失明のリスクは覚悟の上
――痛みはどうでしたか?
痛みより眼球タトゥーを実現したことによる気持ちの昂ぶりのほうが大きかったです。「ヤバい! やっとできた! 人の体ってこうなるんだ!」って感じで。もちろん失明とかのリスクも知ってたけど、昂ぶりすぎて不安はなかったです。
痛かったといえば。スプリットタン(舌を二つに裂くこと)や耳の切除のほうがキツかったですね。舌を切った翌日なんか、痛くて一睡もできなかったですから。
――タトゥーや人体改造全般ですが、リスクがあるのになぜ実行するのでしょうか?
もちろんリスクは認識しているし、覚悟はしていますけど、経験上、許容範囲のことしか起きないから大丈夫なんです。

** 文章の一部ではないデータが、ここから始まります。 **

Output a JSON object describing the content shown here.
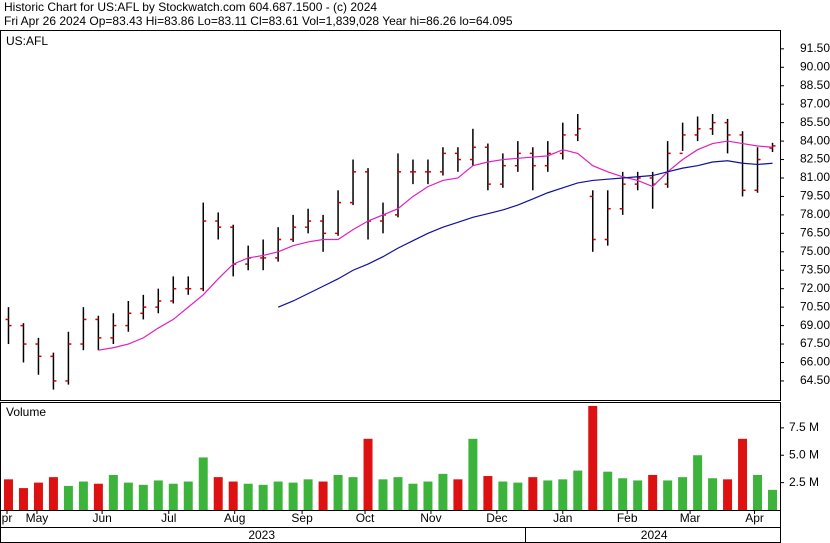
{
  "header": {
    "line1": "Historic Chart for US:AFL by Stockwatch.com 604.687.1500 - (c) 2024",
    "line2": "Fri Apr 26 2024   Op=83.43   Hi=83.86   Lo=83.11   Cl=83.61   Vol=1,839,028   Year hi=86.26   lo=64.095"
  },
  "chart_data": [
    {
      "type": "ohlc",
      "title": "US:AFL",
      "open": [
        69.5,
        69,
        67.5,
        66.5,
        64.5,
        67.5,
        69.5,
        68,
        69,
        70,
        70.5,
        71,
        72,
        72,
        77.5,
        77,
        74,
        74.5,
        74.5,
        76,
        77,
        77.5,
        76.5,
        79,
        81.5,
        77.5,
        78,
        81.5,
        81.5,
        81.5,
        83,
        82.5,
        83.5,
        80.5,
        82,
        83,
        82,
        83,
        84.5,
        79.5,
        76,
        78.5,
        80.5,
        81,
        80.5,
        83,
        84.5,
        85,
        85.5,
        84.5,
        80,
        83.43
      ],
      "high": [
        70.5,
        69.2,
        68,
        66.8,
        68.5,
        70.5,
        69.8,
        70,
        71,
        71.5,
        72,
        73,
        73,
        79,
        78.2,
        77.2,
        75.5,
        76,
        77,
        78,
        78.5,
        78,
        80,
        82.5,
        81.8,
        79,
        83,
        82.5,
        82.5,
        83.5,
        83.5,
        85,
        83.8,
        83,
        84,
        83.5,
        84,
        85.5,
        86.2,
        80,
        80,
        81.5,
        81.5,
        81.5,
        84,
        85.5,
        86,
        86.2,
        85.8,
        84.8,
        83.5,
        83.86
      ],
      "low": [
        67.5,
        66,
        65,
        63.8,
        64.2,
        67,
        67,
        67.5,
        68.5,
        69.5,
        70,
        70.8,
        71.5,
        71.8,
        76,
        73,
        73.5,
        73.5,
        74.2,
        75.8,
        76.5,
        75,
        76.3,
        78.8,
        76,
        76.5,
        77.8,
        80.5,
        80.5,
        81.2,
        81.5,
        82,
        80,
        80.2,
        81.5,
        80,
        81.5,
        82.5,
        84,
        75,
        75.5,
        78,
        80,
        78.5,
        80.2,
        83.2,
        84,
        84.5,
        83,
        79.5,
        79.8,
        83.11
      ],
      "close": [
        69,
        67.5,
        66.5,
        64.5,
        67.5,
        69.5,
        68,
        69,
        70,
        70.5,
        71,
        72,
        72,
        77.5,
        77,
        74,
        74.5,
        74.5,
        76,
        77,
        77.5,
        76.5,
        79,
        81.5,
        77.5,
        78,
        81.5,
        81.5,
        81.5,
        83,
        82.5,
        83.5,
        80.5,
        82,
        83,
        82,
        83,
        84.5,
        85,
        76,
        78.5,
        80.5,
        81,
        80.5,
        83,
        84.5,
        85,
        85.5,
        84.5,
        80,
        82.5,
        83.61
      ],
      "bar_color": "#000000",
      "tick_color": "#cc0000",
      "series": [
        {
          "color": "#e020c0",
          "values": [
            null,
            null,
            null,
            null,
            null,
            null,
            67,
            67.2,
            67.5,
            68,
            68.8,
            69.5,
            70.5,
            71.5,
            72.8,
            74,
            74.5,
            74.7,
            75,
            75.5,
            75.8,
            76,
            76,
            76.8,
            77.5,
            78,
            78.5,
            79.5,
            80.3,
            80.8,
            81,
            82,
            82.3,
            82.5,
            82.6,
            82.7,
            82.8,
            83.3,
            83,
            82,
            81.5,
            81.1,
            80.8,
            80.3,
            81.5,
            82.5,
            83.3,
            83.8,
            84,
            83.8,
            83.6,
            83.5
          ]
        },
        {
          "color": "#1010a0",
          "values": [
            null,
            null,
            null,
            null,
            null,
            null,
            null,
            null,
            null,
            null,
            null,
            null,
            null,
            null,
            null,
            null,
            null,
            null,
            70.5,
            71,
            71.6,
            72.2,
            72.8,
            73.5,
            74,
            74.6,
            75.3,
            75.9,
            76.5,
            77,
            77.4,
            77.8,
            78.1,
            78.4,
            78.8,
            79.3,
            79.8,
            80.2,
            80.6,
            80.8,
            80.9,
            81,
            81.1,
            81.2,
            81.5,
            81.8,
            82,
            82.3,
            82.4,
            82.2,
            82.1,
            82.2
          ]
        }
      ],
      "ylim": [
        62.95,
        92.95
      ],
      "yticks": [
        {
          "value": 64.5,
          "label": "64.50"
        },
        {
          "value": 66,
          "label": "66.00"
        },
        {
          "value": 67.5,
          "label": "67.50"
        },
        {
          "value": 69,
          "label": "69.00"
        },
        {
          "value": 70.5,
          "label": "70.50"
        },
        {
          "value": 72,
          "label": "72.00"
        },
        {
          "value": 73.5,
          "label": "73.50"
        },
        {
          "value": 75,
          "label": "75.00"
        },
        {
          "value": 76.5,
          "label": "76.50"
        },
        {
          "value": 78,
          "label": "78.00"
        },
        {
          "value": 79.5,
          "label": "79.50"
        },
        {
          "value": 81,
          "label": "81.00"
        },
        {
          "value": 82.5,
          "label": "82.50"
        },
        {
          "value": 84,
          "label": "84.00"
        },
        {
          "value": 85.5,
          "label": "85.50"
        },
        {
          "value": 87,
          "label": "87.00"
        },
        {
          "value": 88.5,
          "label": "88.50"
        },
        {
          "value": 90,
          "label": "90.00"
        },
        {
          "value": 91.5,
          "label": "91.50"
        }
      ],
      "xlim": [
        -0.5,
        51.5
      ],
      "xticks": [
        {
          "value": -0.1,
          "label": "pr"
        },
        {
          "value": 1.9,
          "label": "May"
        },
        {
          "value": 6.25,
          "label": "Jun"
        },
        {
          "value": 10.7,
          "label": "Jul"
        },
        {
          "value": 15.1,
          "label": "Aug"
        },
        {
          "value": 19.6,
          "label": "Sep"
        },
        {
          "value": 23.8,
          "label": "Oct"
        },
        {
          "value": 28.2,
          "label": "Nov"
        },
        {
          "value": 32.6,
          "label": "Dec"
        },
        {
          "value": 37,
          "label": "Jan"
        },
        {
          "value": 41.3,
          "label": "Feb"
        },
        {
          "value": 45.5,
          "label": "Mar"
        },
        {
          "value": 49.8,
          "label": "Apr"
        }
      ],
      "year_ticks": [
        {
          "value": 16.9,
          "label": "2023"
        },
        {
          "value": 43.1,
          "label": "2024"
        }
      ]
    },
    {
      "type": "volume",
      "title": "Volume",
      "values": [
        2.8,
        2.0,
        2.5,
        3.0,
        2.2,
        2.6,
        2.4,
        3.2,
        2.5,
        2.3,
        2.7,
        2.4,
        2.6,
        4.8,
        3.0,
        2.6,
        2.4,
        2.3,
        2.6,
        2.5,
        2.8,
        2.6,
        3.2,
        3.0,
        6.5,
        2.8,
        3.0,
        2.4,
        2.6,
        3.3,
        2.8,
        6.5,
        3.1,
        2.6,
        2.5,
        3.0,
        2.7,
        2.8,
        3.6,
        9.5,
        3.5,
        2.9,
        2.7,
        3.2,
        2.7,
        3.0,
        5.0,
        2.9,
        2.8,
        6.5,
        3.2,
        1.84
      ],
      "up_color": "#3cb43c",
      "down_color": "#dd1111",
      "ylim": [
        0,
        9.77
      ],
      "yticks": [
        {
          "value": 2.5,
          "label": "2.5 M"
        },
        {
          "value": 5,
          "label": "5.0 M"
        },
        {
          "value": 7.5,
          "label": "7.5 M"
        }
      ]
    }
  ]
}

怪我や失明も、なったらなったでそのときはそのとき、そういう感覚で臨んでいます。
──ちなみにスプリットタンは生活に支障ありませんか?
食べ物が舌の切れ目に引っかかるくらいです(笑)。あとは空気が漏れて滑舌が悪くなるので、気をつけてしゃべっています。
──そもそも、タトゥーを含めた人体改造の経歴ってどんな感じでしたか。
17歳のとき、地元・沖縄の有名な不良の先輩と関わりたくて、その人と同じ店で和彫りを入れたのが最初です。全身の桜吹雪と背中の阿弥陀如来で、2年くらいかかりました。
当時は周りの人間が情報源だったので、和彫りしか知らなかったんですよ。それがSNSを見るようになって、いろんなタトゥーの種類や人体改造の情報に触れるようになって、どんどん興味が大きくなっていきました。
――費用はどう工面したんですか?
高校時代はバイト代でコツコツ払ってました。スーパーでは人相が悪いので裏方に回されて、精肉・鮮魚部の掃除をしていました。あとはプールの監視員もやったけど、いわゆる「ウチナータイム(沖縄県独特の時間感覚)」すぎてクビになったり(笑)。
今勤めている会社は自由度が高くてウチナータイムも許容してくれるのでありがたいです。